Scientists from SLAC National Accelerator Laboratory have used two ultrafast X-ray spectroscopy techniques to capture the movement of a molecule called ferricyanide. This is the first time that the movement has been recorded in this way, and the team thinks that their approach could help map more complex chemical reactions, such as oxygen transportation in blood cells or hydrogen production using artificial photosynthesis.

Research and Findings

To capture the movement, the researchers used an ultraviolet laser to hit a mixture of ferricyanide and water, and bright X-rays generated by the Linac Coherent Light Source (LCLS) X-ray free-electron laser to probe the sample’s atoms. The team then extracted information from the X-ray data by capturing and analyzing a second emission region, called valence-to-core, which has been significantly more challenging to measure on ultrafast timescales. Combining information from both regions enabled the team to obtain a detailed picture of the ferricyanide molecule as it evolved into a key transitional state.

The team showed that ferricyanide enters an intermediate, excited state for about 0.3 picoseconds after being hit with a UV laser. The valence-to-core readings then revealed that following this short-lived, excited period, ferricyanide loses one of its molecular cyanide “arms,” called a ligand. Ferricyanide then either fills this missing joint with the same carbon-based ligand or, less likely, a water molecule.

Implications

The research team believes that their technique could be used to study more complex molecules, such as hemeproteins, which transport and store oxygen in red blood cells. These molecules can be tricky to study because scientists do not understand all the intermediate steps of their reactions.

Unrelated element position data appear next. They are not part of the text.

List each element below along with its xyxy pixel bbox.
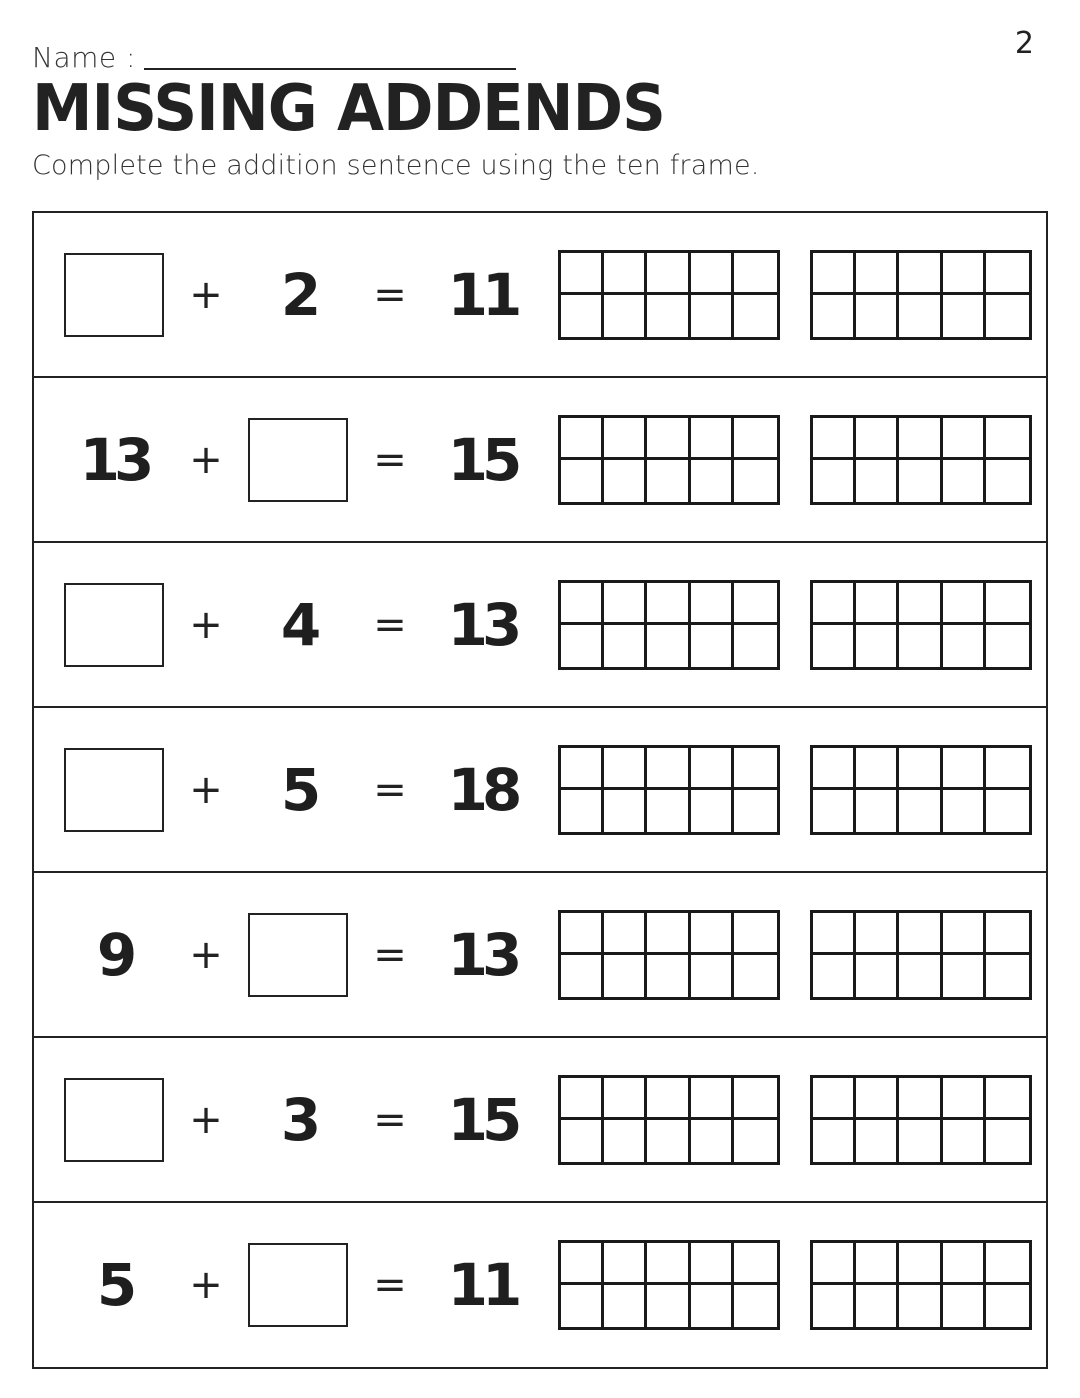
ten-frame-cell[interactable] — [647, 625, 690, 667]
name-field[interactable] — [144, 67, 516, 70]
ten-frame-cell[interactable] — [561, 1285, 604, 1327]
ten-frame-cell[interactable] — [604, 1243, 647, 1285]
second-addend-slot — [280, 590, 316, 659]
ten-frame-cell[interactable] — [986, 1078, 1029, 1120]
ten-frame-cell[interactable] — [561, 295, 604, 337]
ten-frame-cell[interactable] — [856, 460, 899, 502]
problem-row — [34, 213, 1046, 378]
ten-frame — [558, 580, 780, 670]
sum-slot — [447, 920, 517, 989]
name-label: Name : — [32, 41, 136, 74]
equals-sign — [373, 1096, 407, 1143]
ten-frame-cell[interactable] — [899, 1243, 942, 1285]
ten-frame-cell[interactable] — [899, 913, 942, 955]
ten-frame-cell[interactable] — [986, 625, 1029, 667]
ten-frame-cell[interactable] — [943, 460, 986, 502]
first-addend: 5 — [96, 1251, 132, 1319]
ten-frame-cell[interactable] — [856, 748, 899, 790]
answer-box[interactable] — [248, 418, 348, 502]
ten-frame-cell[interactable] — [647, 790, 690, 832]
ten-frame — [558, 1075, 780, 1165]
ten-frame-cell[interactable] — [691, 1120, 734, 1162]
ten-frame-cell[interactable] — [561, 913, 604, 955]
equals-sign — [373, 766, 407, 813]
answer-box[interactable] — [64, 253, 164, 337]
problem-row — [34, 378, 1046, 543]
plus-symbol: + — [189, 601, 223, 648]
ten-frame-cell[interactable] — [986, 1120, 1029, 1162]
equals-sign — [373, 1262, 407, 1308]
ten-frame-cell[interactable] — [899, 253, 942, 295]
equals-sign — [373, 436, 407, 483]
equals-symbol: = — [373, 436, 407, 483]
ten-frame-cell[interactable] — [604, 1120, 647, 1162]
ten-frame-cell[interactable] — [734, 295, 777, 337]
ten-frame-cell[interactable] — [899, 748, 942, 790]
instructions: Complete the addition sentence using the ten frame. — [32, 150, 760, 181]
sum-slot — [447, 260, 517, 329]
sum-value: 18 — [447, 755, 517, 824]
ten-frame-cell[interactable] — [604, 790, 647, 832]
second-addend: 2 — [280, 260, 316, 329]
ten-frame-cell[interactable] — [561, 1078, 604, 1120]
ten-frame-cell[interactable] — [691, 1078, 734, 1120]
answer-box[interactable] — [64, 748, 164, 832]
ten-frame-cell[interactable] — [691, 418, 734, 460]
first-addend-slot — [96, 1251, 132, 1319]
equals-sign — [373, 271, 407, 318]
ten-frame-cell[interactable] — [943, 913, 986, 955]
ten-frame-cell[interactable] — [856, 253, 899, 295]
ten-frame-cell[interactable] — [943, 625, 986, 667]
sum-value: 15 — [447, 425, 517, 494]
ten-frame-cell[interactable] — [813, 1078, 856, 1120]
ten-frame-cell[interactable] — [734, 1285, 777, 1327]
ten-frame-cell[interactable] — [604, 253, 647, 295]
ten-frame-cell[interactable] — [813, 1285, 856, 1327]
ten-frame-cell[interactable] — [943, 1120, 986, 1162]
second-addend: 4 — [280, 590, 316, 659]
ten-frame-cell[interactable] — [813, 583, 856, 625]
ten-frame-cell[interactable] — [813, 253, 856, 295]
ten-frame-cell[interactable] — [986, 418, 1029, 460]
ten-frame-cell[interactable] — [813, 955, 856, 997]
plus-sign — [189, 931, 223, 978]
sum-slot — [447, 590, 517, 659]
ten-frame-cell[interactable] — [604, 1285, 647, 1327]
ten-frame-cell[interactable] — [561, 748, 604, 790]
ten-frame-cell[interactable] — [604, 583, 647, 625]
sum-slot — [447, 1251, 517, 1319]
sum-slot — [447, 755, 517, 824]
ten-frame-cell[interactable] — [813, 460, 856, 502]
ten-frame-cell[interactable] — [691, 748, 734, 790]
ten-frame-cell[interactable] — [899, 1285, 942, 1327]
ten-frame-cell[interactable] — [986, 253, 1029, 295]
ten-frame-cell[interactable] — [691, 955, 734, 997]
ten-frame-cell[interactable] — [734, 748, 777, 790]
ten-frame-cell[interactable] — [813, 1120, 856, 1162]
ten-frame-cell[interactable] — [813, 913, 856, 955]
plus-symbol: + — [189, 1096, 223, 1143]
equals-symbol: = — [373, 766, 407, 813]
ten-frame-cell[interactable] — [986, 748, 1029, 790]
ten-frame-cell[interactable] — [647, 253, 690, 295]
ten-frame-cell[interactable] — [856, 418, 899, 460]
ten-frame-cell[interactable] — [943, 583, 986, 625]
sum-value: 15 — [447, 1085, 517, 1154]
second-addend-slot — [280, 1085, 316, 1154]
plus-sign — [189, 766, 223, 813]
ten-frame-cell[interactable] — [691, 1243, 734, 1285]
ten-frame-cell[interactable] — [647, 583, 690, 625]
ten-frame-cell[interactable] — [813, 295, 856, 337]
problem-row — [34, 1203, 1046, 1367]
plus-symbol: + — [189, 766, 223, 813]
ten-frame-cell[interactable] — [856, 583, 899, 625]
ten-frame-cell[interactable] — [734, 583, 777, 625]
ten-frame-cell[interactable] — [561, 253, 604, 295]
ten-frame-cell[interactable] — [561, 460, 604, 502]
ten-frame-cell[interactable] — [943, 295, 986, 337]
ten-frame-cell[interactable] — [647, 1285, 690, 1327]
ten-frame-cell[interactable] — [899, 295, 942, 337]
second-addend-slot — [280, 755, 316, 824]
ten-frame-cell[interactable] — [647, 1120, 690, 1162]
ten-frame-cell[interactable] — [691, 913, 734, 955]
ten-frame-cell[interactable] — [856, 625, 899, 667]
ten-frame-cell[interactable] — [647, 1243, 690, 1285]
plus-sign — [189, 436, 223, 483]
ten-frame-cell[interactable] — [943, 955, 986, 997]
name-row — [32, 24, 516, 72]
second-addend: 3 — [280, 1085, 316, 1154]
ten-frame-cell[interactable] — [943, 1078, 986, 1120]
ten-frame-cell[interactable] — [813, 748, 856, 790]
ten-frame-cell[interactable] — [691, 460, 734, 502]
ten-frame-cell[interactable] — [813, 625, 856, 667]
plus-symbol: + — [189, 1262, 223, 1308]
ten-frame-cell[interactable] — [691, 583, 734, 625]
page-number: 2 — [1014, 26, 1034, 61]
second-addend: 5 — [280, 755, 316, 824]
ten-frame-cell[interactable] — [561, 1243, 604, 1285]
ten-frame — [810, 250, 1032, 340]
ten-frame-cell[interactable] — [899, 790, 942, 832]
ten-frame-cell[interactable] — [604, 418, 647, 460]
plus-sign — [189, 601, 223, 648]
ten-frame-cell[interactable] — [986, 295, 1029, 337]
ten-frame — [810, 745, 1032, 835]
ten-frame-cell[interactable] — [856, 1120, 899, 1162]
ten-frame-cell[interactable] — [986, 1243, 1029, 1285]
ten-frame-cell[interactable] — [691, 1285, 734, 1327]
ten-frame — [810, 415, 1032, 505]
ten-frame-cell[interactable] — [647, 955, 690, 997]
ten-frame — [810, 1240, 1032, 1330]
ten-frame-cell[interactable] — [561, 583, 604, 625]
first-addend: 13 — [79, 425, 149, 494]
ten-frame-cell[interactable] — [899, 1120, 942, 1162]
plus-symbol: + — [189, 931, 223, 978]
ten-frame-cell[interactable] — [647, 460, 690, 502]
ten-frame-cell[interactable] — [561, 790, 604, 832]
ten-frame-cell[interactable] — [943, 418, 986, 460]
ten-frame-cell[interactable] — [986, 583, 1029, 625]
answer-box[interactable] — [248, 913, 348, 997]
ten-frame-cell[interactable] — [647, 748, 690, 790]
sum-value: 11 — [447, 1251, 517, 1319]
first-addend-slot — [64, 253, 164, 337]
ten-frame — [810, 1075, 1032, 1165]
ten-frame — [558, 910, 780, 1000]
page-title: MISSING ADDENDS — [32, 72, 665, 146]
ten-frame-cell[interactable] — [604, 625, 647, 667]
ten-frame-cell[interactable] — [604, 748, 647, 790]
ten-frame-cell[interactable] — [813, 1243, 856, 1285]
first-addend: 9 — [96, 920, 132, 989]
ten-frame-cell[interactable] — [943, 790, 986, 832]
ten-frame-cell[interactable] — [856, 955, 899, 997]
answer-box[interactable] — [64, 1078, 164, 1162]
ten-frame-cell[interactable] — [734, 460, 777, 502]
ten-frame-cell[interactable] — [813, 418, 856, 460]
ten-frame-cell[interactable] — [734, 1078, 777, 1120]
ten-frame-cell[interactable] — [604, 913, 647, 955]
ten-frame-cell[interactable] — [943, 1285, 986, 1327]
problem-row — [34, 1038, 1046, 1203]
ten-frame-cell[interactable] — [604, 295, 647, 337]
ten-frame-cell[interactable] — [734, 625, 777, 667]
ten-frame-cell[interactable] — [734, 913, 777, 955]
ten-frame-cell[interactable] — [647, 1078, 690, 1120]
ten-frame-cell[interactable] — [899, 1078, 942, 1120]
ten-frame-cell[interactable] — [647, 418, 690, 460]
equals-symbol: = — [373, 931, 407, 978]
ten-frame-cell[interactable] — [856, 913, 899, 955]
ten-frame-cell[interactable] — [561, 625, 604, 667]
ten-frame — [558, 745, 780, 835]
second-addend-slot — [248, 1243, 348, 1327]
equals-symbol: = — [373, 1096, 407, 1143]
ten-frame — [810, 910, 1032, 1000]
ten-frame-cell[interactable] — [604, 955, 647, 997]
plus-sign — [189, 271, 223, 318]
ten-frame — [810, 580, 1032, 670]
first-addend-slot — [64, 583, 164, 667]
answer-box[interactable] — [248, 1243, 348, 1327]
problem-row — [34, 873, 1046, 1038]
ten-frame-cell[interactable] — [647, 913, 690, 955]
ten-frame-cell[interactable] — [691, 295, 734, 337]
ten-frame — [558, 250, 780, 340]
ten-frame-cell[interactable] — [813, 790, 856, 832]
ten-frame-cell[interactable] — [734, 955, 777, 997]
problem-row — [34, 708, 1046, 873]
equals-symbol: = — [373, 271, 407, 318]
ten-frame-cell[interactable] — [899, 460, 942, 502]
ten-frame-cell[interactable] — [561, 418, 604, 460]
ten-frame-cell[interactable] — [856, 1078, 899, 1120]
ten-frame-cell[interactable] — [691, 790, 734, 832]
ten-frame-cell[interactable] — [561, 1120, 604, 1162]
first-addend-slot — [64, 748, 164, 832]
ten-frame-cell[interactable] — [691, 253, 734, 295]
ten-frame — [558, 415, 780, 505]
second-addend-slot — [280, 260, 316, 329]
first-addend-slot — [64, 1078, 164, 1162]
ten-frame-cell[interactable] — [734, 1120, 777, 1162]
ten-frame-cell[interactable] — [899, 583, 942, 625]
plus-symbol: + — [189, 271, 223, 318]
ten-frame-cell[interactable] — [734, 418, 777, 460]
ten-frame-cell[interactable] — [734, 253, 777, 295]
ten-frame-cell[interactable] — [899, 955, 942, 997]
ten-frame-cell[interactable] — [899, 418, 942, 460]
ten-frame-cell[interactable] — [856, 790, 899, 832]
sum-value: 11 — [447, 260, 517, 329]
ten-frame — [558, 1240, 780, 1330]
second-addend-slot — [248, 418, 348, 502]
equals-sign — [373, 601, 407, 648]
first-addend-slot — [96, 920, 132, 989]
sum-slot — [447, 425, 517, 494]
ten-frame-cell[interactable] — [986, 913, 1029, 955]
ten-frame-cell[interactable] — [986, 1285, 1029, 1327]
ten-frame-cell[interactable] — [856, 1243, 899, 1285]
ten-frame-cell[interactable] — [734, 790, 777, 832]
plus-sign — [189, 1096, 223, 1143]
ten-frame-cell[interactable] — [604, 460, 647, 502]
answer-box[interactable] — [64, 583, 164, 667]
plus-symbol: + — [189, 436, 223, 483]
sum-value: 13 — [447, 590, 517, 659]
equals-sign — [373, 931, 407, 978]
sum-slot — [447, 1085, 517, 1154]
ten-frame-cell[interactable] — [691, 625, 734, 667]
first-addend-slot — [79, 425, 149, 494]
ten-frame-cell[interactable] — [943, 253, 986, 295]
ten-frame-cell[interactable] — [943, 748, 986, 790]
plus-sign — [189, 1262, 223, 1308]
ten-frame-cell[interactable] — [986, 790, 1029, 832]
ten-frame-cell[interactable] — [899, 625, 942, 667]
ten-frame-cell[interactable] — [856, 295, 899, 337]
ten-frame-cell[interactable] — [561, 955, 604, 997]
problem-row — [34, 543, 1046, 708]
problem-table — [32, 211, 1048, 1369]
equals-symbol: = — [373, 601, 407, 648]
ten-frame-cell[interactable] — [986, 955, 1029, 997]
equals-symbol: = — [373, 1262, 407, 1308]
ten-frame-cell[interactable] — [856, 1285, 899, 1327]
sum-value: 13 — [447, 920, 517, 989]
ten-frame-cell[interactable] — [986, 460, 1029, 502]
ten-frame-cell[interactable] — [734, 1243, 777, 1285]
ten-frame-cell[interactable] — [647, 295, 690, 337]
ten-frame-cell[interactable] — [604, 1078, 647, 1120]
ten-frame-cell[interactable] — [943, 1243, 986, 1285]
second-addend-slot — [248, 913, 348, 997]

“You want to be able to replicate what nature does to improve technology and increase our foundational scientific knowledge,” said SLAC senior scientist Dimosthenis Sokaras. “And in order to better replicate natural processes, you have to know all of the steps, from the most obvious to those that happen in the dark, so to speak.”

The research team refined their X-ray spectroscopy technique at SLAC’s Stanford Synchrotron Radiation Lightsource (SSRL) and LCLS over many years, and then combined all this expertise at LCLS’s X-ray Correlation Spectroscopy (XCS) instrument to capture the molecular structural changes of ferricyanide. The team published their results in Nature Communications and plan to use their methods to uncover previously inaccessible secrets of chemical reactions.